GInkgo trees may be the oldest species in the garden, but they won't likely be the fastest growing one. Ginkgoes (Ginkgo biloba) have been around since the dinosaur days and are beautiful, resilient specimens. During their maturity, they can grow as fast as 1 to 2 feet per year.
The term "unique" is overused when it comes to garden trees -- but it applies with full force to ginkgoes. Fossils establish that the species has been around for some 300 million years, virtually in the same form we admire today. The ginkgo's fan-like leaves, green in summer then canary yellow in fall, are unlike those of any other tree. The smelly fruit borne by the female ginkgo is also one-of-a-kind. Ginkgo trees grow best in U.S. Department of Agriculture plant hardiness zones 5 through 9.
Size and Growth Rate
Make no mistake, species ginkgoes are tall trees, growing up to 90 feet in height with a 60 foot spread. If you want a small, shrubby tree, you'll need to look for a dwarf cultivar. The trees can live well over 150 years, and some still alive today are over 1,000 years old. Over that long lifetime, the growth rate varies. Compared with other landscape trees, it's safe to say that the ginkgo has a modest growth rate, which averages between 1 and 2 feet per year.

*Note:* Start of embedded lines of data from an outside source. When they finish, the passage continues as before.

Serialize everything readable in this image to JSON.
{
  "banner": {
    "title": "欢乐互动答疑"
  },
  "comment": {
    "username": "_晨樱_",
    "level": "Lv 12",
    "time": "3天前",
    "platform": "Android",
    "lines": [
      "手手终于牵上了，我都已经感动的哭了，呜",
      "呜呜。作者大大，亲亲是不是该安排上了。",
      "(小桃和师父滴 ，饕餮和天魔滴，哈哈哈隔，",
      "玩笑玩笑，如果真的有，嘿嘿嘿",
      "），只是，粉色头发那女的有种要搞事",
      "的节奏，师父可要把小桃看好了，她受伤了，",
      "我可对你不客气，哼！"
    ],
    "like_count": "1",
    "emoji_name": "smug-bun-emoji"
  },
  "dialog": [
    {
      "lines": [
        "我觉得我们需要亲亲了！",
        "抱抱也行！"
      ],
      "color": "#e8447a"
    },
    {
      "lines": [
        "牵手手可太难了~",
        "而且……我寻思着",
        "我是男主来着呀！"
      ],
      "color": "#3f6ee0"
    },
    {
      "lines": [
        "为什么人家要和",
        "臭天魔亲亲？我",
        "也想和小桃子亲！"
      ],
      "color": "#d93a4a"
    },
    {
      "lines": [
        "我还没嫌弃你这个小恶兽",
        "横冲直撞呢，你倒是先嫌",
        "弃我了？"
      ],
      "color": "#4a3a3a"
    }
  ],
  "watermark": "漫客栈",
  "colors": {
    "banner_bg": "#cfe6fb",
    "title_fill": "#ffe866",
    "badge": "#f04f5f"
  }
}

Growth Periods in Ginkgoes
The years after planting constitute an establishment period for the ginkgo. During the first five years, it's likely to grow very slowly, as it spends its energy putting down roots. After the tree is established in the landscape, the growth rate speeds up. From that point until it reaches about 40 years of age, it may grow 24 inches a year. Female trees start bearing seeds at sexual maturity -- between 20 and 40 years old -- and their growth rate declines while they use their resources for seed production. This does not occur with male trees, and these are the ginkgoes with the fastest growth during their first century or so. Both male and female trees slow down after their first 150 years.
Stress-Free Ginkgoes Grow Fastest
Ginkgoes grow fastest and live longest in proper growing conditions free from stress. They prefer to grow in full sun in warm, moist, well-drained soil ranging from neutral to slightly acidic. Although the species is touted as tolerant of urban pollutants, the trees grow fastest where the air, soil and water are free from toxins. Likewise, despite their drought-tolerant reputation, ginkgoes develop faster if they have access to regular water during the growing season.